Verhalten und Lebensstil sehr verschieden
Statistische Untersuchungen fördern große Unterschiede im Lebensstil von Frauen und Männern zutage. Bei Männern häufiger anzutreffen sind Lebensstilfaktoren, wie Rauchen, Alkoholkonsum und Konsum psychoaktiver Drogen. Aber auch risikoreiches Autofahren und Sportarten mit erheblicher Verletzungsgefahr sind bei Männern weiter verbreitet als bei Frauen.
Auf der anderen Seite zeigt sich bei Frauen statistisch häufiger ein gesundheitsbewusstes Ernährungsverhalten. Fettreduzierte Nahrung, weniger Fleisch, Ballaststoffe aus frischem Obst und Gemüse helfen dem Körper, optimal zu arbeiten. Zudem verhindert eine gesundheitsbewusste Ernährung den Aufbau von übermäßigem viszeralen Fett, dass als starker Risikofaktor für gleich mehrere Erkrankungen gilt.
Soziale Akzeptanz von Krankheit
Nicht wenige Männer scheuen sich schon davor, sich selbst eine Erkrankung einzugestehen, da sie dahinter ein Eingeständnis von Schwäche fürchten. Dementsprechend seltener und später in der Erkrankung suchen sie einen Arzt auf. Dabei wäre die rechtzeitige Behandlung ein wichtiger Faktor für eine langfristige Gesundheit und mehr Wohlbefinden. Für Frauen hingegen ist das Kranksein sozial stärker akzeptiert. Sie fürchten keinen Gesichtsverlust, wenn sie sich Hilfe bei Ärzten suchen und gestehen sich selbst das Kranksein eher zu.
Während Frauen in Befragungen meist offen über ihre Beschwerden und Erkrankungen berichten, neigen Männer dazu, diese herunterzuspielen. Als Resultat werden Frauen öfter vom Arzt krankgeschrieben, kurieren sich besser aus und zeigen generell mehr Interesse an ihrer eigenen Gesundheit.
Ab 50 größere Unterschiede
Erst ab dem 50. Lebensjahr zeigen sich die geschlechtsspezifischen Unterschiede deutlich: Männer ab diesem Lebensalter müssen nicht nur häufiger im Krankenhaus behandelt werden als Frauen, sondern haben eine höhere Verweildauer. Da Männer meist erst in späteren Krankheitsstadien zum Arzt gehen, sind dafür im Nachgang aufwändigere und längere Behandlungen notwendig. Weil Frauen häufiger den Arzt bei Beschwerden konsultieren, werden bei ihnen allein schon durch die häufigeren Untersuchungen, mehr Erkrankungen diagnostiziert.
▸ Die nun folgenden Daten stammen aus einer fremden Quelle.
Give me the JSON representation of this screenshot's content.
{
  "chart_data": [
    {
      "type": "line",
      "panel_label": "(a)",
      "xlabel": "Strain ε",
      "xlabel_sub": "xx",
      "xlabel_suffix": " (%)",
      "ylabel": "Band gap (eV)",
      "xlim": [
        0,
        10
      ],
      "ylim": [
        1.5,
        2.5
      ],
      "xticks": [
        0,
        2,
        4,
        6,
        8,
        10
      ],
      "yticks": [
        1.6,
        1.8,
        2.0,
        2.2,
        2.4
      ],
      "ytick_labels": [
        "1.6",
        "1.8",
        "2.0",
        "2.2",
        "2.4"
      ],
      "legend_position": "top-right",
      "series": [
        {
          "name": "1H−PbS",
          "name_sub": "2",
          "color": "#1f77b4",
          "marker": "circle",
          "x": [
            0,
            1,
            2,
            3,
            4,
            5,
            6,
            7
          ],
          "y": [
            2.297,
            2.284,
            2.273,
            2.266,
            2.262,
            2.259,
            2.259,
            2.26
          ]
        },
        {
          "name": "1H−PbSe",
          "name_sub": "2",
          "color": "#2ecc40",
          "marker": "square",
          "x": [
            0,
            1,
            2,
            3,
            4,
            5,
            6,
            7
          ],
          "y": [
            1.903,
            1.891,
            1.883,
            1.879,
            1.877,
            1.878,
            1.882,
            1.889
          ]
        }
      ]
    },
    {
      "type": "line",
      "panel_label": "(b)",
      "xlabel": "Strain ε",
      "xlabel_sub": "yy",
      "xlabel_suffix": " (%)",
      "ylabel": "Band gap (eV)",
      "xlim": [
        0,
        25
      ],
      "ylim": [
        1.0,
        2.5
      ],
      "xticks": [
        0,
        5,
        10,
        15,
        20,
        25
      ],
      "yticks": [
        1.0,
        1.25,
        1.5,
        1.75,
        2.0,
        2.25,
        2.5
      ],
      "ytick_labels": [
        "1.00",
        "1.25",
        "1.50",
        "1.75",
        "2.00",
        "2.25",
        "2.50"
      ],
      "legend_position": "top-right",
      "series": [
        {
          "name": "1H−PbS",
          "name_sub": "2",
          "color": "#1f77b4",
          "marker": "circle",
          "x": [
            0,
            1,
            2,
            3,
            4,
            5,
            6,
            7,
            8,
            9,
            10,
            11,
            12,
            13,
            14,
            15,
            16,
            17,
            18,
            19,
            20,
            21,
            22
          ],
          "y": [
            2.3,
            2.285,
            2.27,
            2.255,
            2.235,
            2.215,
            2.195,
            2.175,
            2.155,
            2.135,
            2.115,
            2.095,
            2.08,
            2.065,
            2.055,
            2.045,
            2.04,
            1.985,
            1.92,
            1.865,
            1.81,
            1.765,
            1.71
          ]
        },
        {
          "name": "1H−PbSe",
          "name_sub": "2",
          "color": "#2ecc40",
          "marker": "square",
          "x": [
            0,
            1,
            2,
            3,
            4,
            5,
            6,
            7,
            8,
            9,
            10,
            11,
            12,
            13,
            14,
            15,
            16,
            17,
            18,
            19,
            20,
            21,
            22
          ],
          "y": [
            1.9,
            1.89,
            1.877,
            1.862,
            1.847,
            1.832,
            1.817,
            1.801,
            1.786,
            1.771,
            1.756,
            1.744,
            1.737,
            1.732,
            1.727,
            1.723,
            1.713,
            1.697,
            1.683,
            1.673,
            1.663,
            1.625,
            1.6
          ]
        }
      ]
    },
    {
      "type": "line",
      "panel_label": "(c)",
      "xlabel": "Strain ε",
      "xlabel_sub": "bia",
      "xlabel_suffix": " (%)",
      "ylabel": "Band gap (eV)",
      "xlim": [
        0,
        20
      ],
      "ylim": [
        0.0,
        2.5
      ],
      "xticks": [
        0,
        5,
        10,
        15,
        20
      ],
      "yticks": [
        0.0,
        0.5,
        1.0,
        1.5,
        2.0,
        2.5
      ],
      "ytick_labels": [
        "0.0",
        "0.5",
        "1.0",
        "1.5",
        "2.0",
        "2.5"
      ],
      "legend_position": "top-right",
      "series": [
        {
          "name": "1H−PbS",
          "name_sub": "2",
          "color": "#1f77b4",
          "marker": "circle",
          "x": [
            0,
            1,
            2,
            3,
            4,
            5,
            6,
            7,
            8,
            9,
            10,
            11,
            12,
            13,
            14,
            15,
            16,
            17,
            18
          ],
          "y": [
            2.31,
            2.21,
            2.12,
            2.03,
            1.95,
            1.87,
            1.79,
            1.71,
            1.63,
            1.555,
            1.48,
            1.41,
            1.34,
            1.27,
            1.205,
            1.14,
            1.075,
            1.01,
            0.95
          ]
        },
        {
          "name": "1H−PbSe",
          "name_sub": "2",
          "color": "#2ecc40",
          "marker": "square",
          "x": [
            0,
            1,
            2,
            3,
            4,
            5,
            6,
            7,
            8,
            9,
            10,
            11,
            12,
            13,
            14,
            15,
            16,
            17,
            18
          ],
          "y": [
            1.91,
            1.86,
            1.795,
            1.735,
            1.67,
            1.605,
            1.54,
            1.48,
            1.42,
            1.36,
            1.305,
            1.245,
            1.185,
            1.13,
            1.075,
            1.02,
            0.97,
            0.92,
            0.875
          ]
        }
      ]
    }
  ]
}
Therapiemöglichkeiten besser an das Geschlecht anpassen
Sowohl biologische, aber in hohem Maß auch sozialpsychologische und verhaltensbasierte Faktoren sind dafür verantwortlich, dass Frauen zwar häufiger krank sind, aber trotzdem länger leben. Biologische und genetische Ursachen sind kaum beeinflussbar, soziale und psychologische Faktoren jedoch sehr wohl. Hier muss ein Wandel im Bewusstsein stattfinden. Denn die Beschwerden von Frauen werden auch heute noch viel zu oft mit einer psychosomatischen Komponente abgetan, anstatt objektive Diagnostik folgen zu lassen.
Auf der anderen Seite müssen Männer die Sicherheit erhalten, offen über Erkrankungen sprechen zu können, um ihre Gesundheit länger zu schützen.